Still raging over the House Jan. 6 Committee, Trump singled out those who served on that temporary panel and threatened to levy criminal charges against them — despite the fact that President Joe Biden pardoned them in the final days of his administration.

Trump claimed that Biden’s use of an electronic signature somehow made it less official.

“The ‘Pardons’ that Sleepy Joe Biden gave to the Unselect Committee of Political Thugs, and many others, are hereby declared VOID, VACANT, AND OF NO FURTHER FORCE OR EFFECT, because of the fact that they were done by Autopen. In other words, Joe Biden did not sign them,” Trump proclaimed on Truth Social at 12:35 a.m. ET.

“Therefore, those on the Unselect Committee… should fully understand that they are subject to investigation at the highest level,” Trump continued, referring to the investigation as a “witch hunt.”

Legal experts say Trump’s threat to ignore a past president’s clemency power, which is enshrined in the Constitution, is yet another ominous first for American history.

Mark Tushnet, a professor emeritus at Harvard Law School who has written extensively on constitutional issues, said Trump’s proclamation has no basis in reality — adding that this “purported ‘revocation’ is the sort of middle-of-the-night tweet that Trump’s subordinates shouldn’t take seriously.”

“As far as I know this has never been attempted before — and it might not be attempted now,” he told NOTUS. “The way it would be tested is this: The government charges one of the people Biden pardoned with a crime covered by the pardon and the defendant asserts the pardon as an affirmative defense. If there’s anything left to the rule of law, that defense would succeed and the prosecution would be dismissed.”

Northeastern University law professor Daniel Urman wrote to NOTUS that he has “never heard of a president trying to revoke or undo his predecessor’s pardon. The pardon power is nearly absolute (except in cases of impeachment) and courts would likely view this attempt with tremendous skepticism.”

Trump’s announcement still set off alarms for legal scholars who have been watching how the Trump administration has quickly tested the Constitution, first by trying to revoke birthright citizenship with the stroke of a pen and then by declaring a state of emergency at the southern border as a pretext for initiating a militarized deportation program. That exercise of executive power has continued with his administration’s gutting of the Justice Department on political grounds, with retaliatory firings of Jan. 6 prosecutors, the ejection of career officials who investigated Trump for criminal activities and the threatened exposure of FBI personnel deemed disloyal. Trump has also placed political ally Kash Patel and steadfast MAGA podcaster Dan Bongino in the top two leadership positions at the FBI, moves his critics see as potentially ushering in an era in which the bureau serves as a law enforcement arm of the president.

Trump has kept active on judicial norms in just the last three days. At the DOJ headquarters on Friday, he decried the criminal investigations conducted by the personnel in that building and gloated about winning a political contest that returned him to a position of authority over those government officials.

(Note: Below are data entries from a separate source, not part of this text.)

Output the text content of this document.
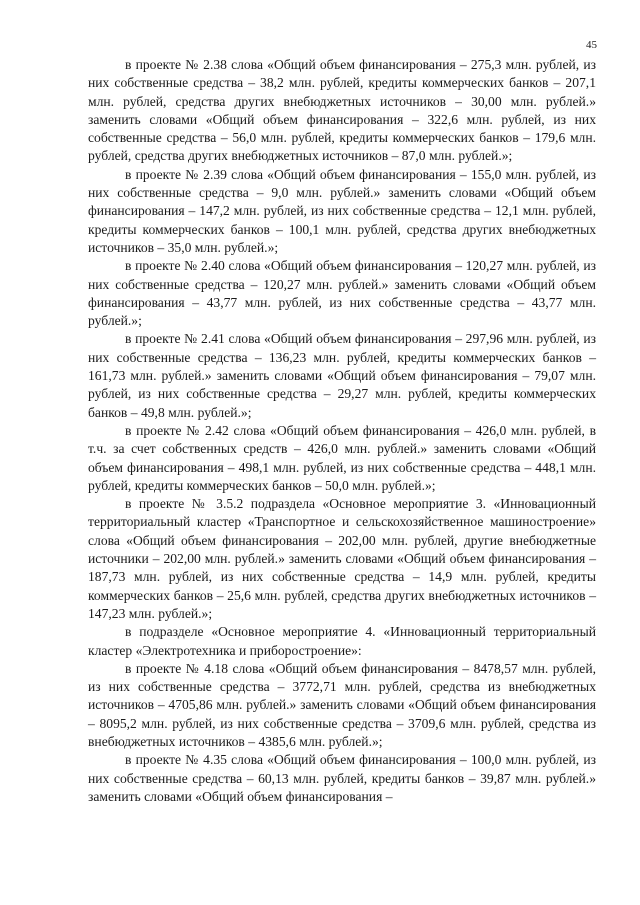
45

в проекте № 2.38 слова «Общий объем финансирования – 275,3 млн. рублей, из них собственные средства – 38,2 млн. рублей, кредиты коммерческих банков – 207,1 млн. рублей, средства других внебюджетных источников – 30,00 млн. рублей.» заменить словами «Общий объем финансирования – 322,6 млн. рублей, из них собственные средства – 56,0 млн. рублей, кредиты коммерческих банков – 179,6 млн. рублей, средства других внебюджетных источников – 87,0 млн. рублей.»;

в проекте № 2.39 слова «Общий объем финансирования – 155,0 млн. рублей, из них собственные средства – 9,0 млн. рублей.» заменить словами «Общий объем финансирования – 147,2 млн. рублей, из них собственные средства – 12,1 млн. рублей, кредиты коммерческих банков – 100,1 млн. рублей, средства других внебюджетных источников – 35,0 млн. рублей.»;

в проекте № 2.40 слова «Общий объем финансирования – 120,27 млн. рублей, из них собственные средства – 120,27 млн. рублей.» заменить словами «Общий объем финансирования – 43,77 млн. рублей, из них собственные средства – 43,77 млн. рублей.»;

в проекте № 2.41 слова «Общий объем финансирования – 297,96 млн. рублей, из них собственные средства – 136,23 млн. рублей, кредиты коммерческих банков – 161,73 млн. рублей.» заменить словами «Общий объем финансирования – 79,07 млн. рублей, из них собственные средства – 29,27 млн. рублей, кредиты коммерческих банков – 49,8 млн. рублей.»;

в проекте № 2.42 слова «Общий объем финансирования – 426,0 млн. рублей, в т.ч. за счет собственных средств – 426,0 млн. рублей.» заменить словами «Общий объем финансирования – 498,1 млн. рублей, из них собственные средства – 448,1 млн. рублей, кредиты коммерческих банков – 50,0 млн. рублей.»;

в проекте № 3.5.2 подраздела «Основное мероприятие 3. «Инновационный территориальный кластер «Транспортное и сельскохозяйственное машиностроение» слова «Общий объем финансирования – 202,00 млн. рублей, другие внебюджетные источники – 202,00 млн. рублей.» заменить словами «Общий объем финансирования – 187,73 млн. рублей, из них собственные средства – 14,9 млн. рублей, кредиты коммерческих банков – 25,6 млн. рублей, средства других внебюджетных источников – 147,23 млн. рублей.»;

в подразделе «Основное мероприятие 4. «Инновационный территориальный кластер «Электротехника и приборостроение»:

в проекте № 4.18 слова «Общий объем финансирования – 8478,57 млн. рублей, из них собственные средства – 3772,71 млн. рублей, средства из внебюджетных источников – 4705,86 млн. рублей.» заменить словами «Общий объем финансирования – 8095,2 млн. рублей, из них собственные средства – 3709,6 млн. рублей, средства из внебюджетных источников – 4385,6 млн. рублей.»;

в проекте № 4.35 слова «Общий объем финансирования – 100,0 млн. рублей, из них собственные средства – 60,13 млн. рублей, кредиты банков – 39,87 млн. рублей.» заменить словами «Общий объем финансирования –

That was followed on Saturday by a forceful display of law enforcement power in the rushed deportation of Venezuelan immigrants that defied a federal court order. Sunday night’s pardons announcement made it a hat trick.

“Why he might do this? It’s designed to make people scared,” said Jeremy Paul, who until 2018 served as the dean of Northeastern University’s law school. “And there’s the real possibility he could order the FBI to start investigating people who’ve already been pardoned. Would any of these people defy these orders? They might resign or start to do it, in which case, the targets of these investigations would have to go to court and seek an injunction to stop them.”

But any judicial intervention trying to limit law enforcement in this matter would also run into problems, due to the nation’s traditional separation of powers.

Paul, though, said he thinks the pardon dispute is fundamentally a distraction from the government’s deportation actions in defiance of court orders.

“That’s something that he did and it’s a lot worse than this,” Paul said.


Jose Pagliery is a reporter at NOTUS.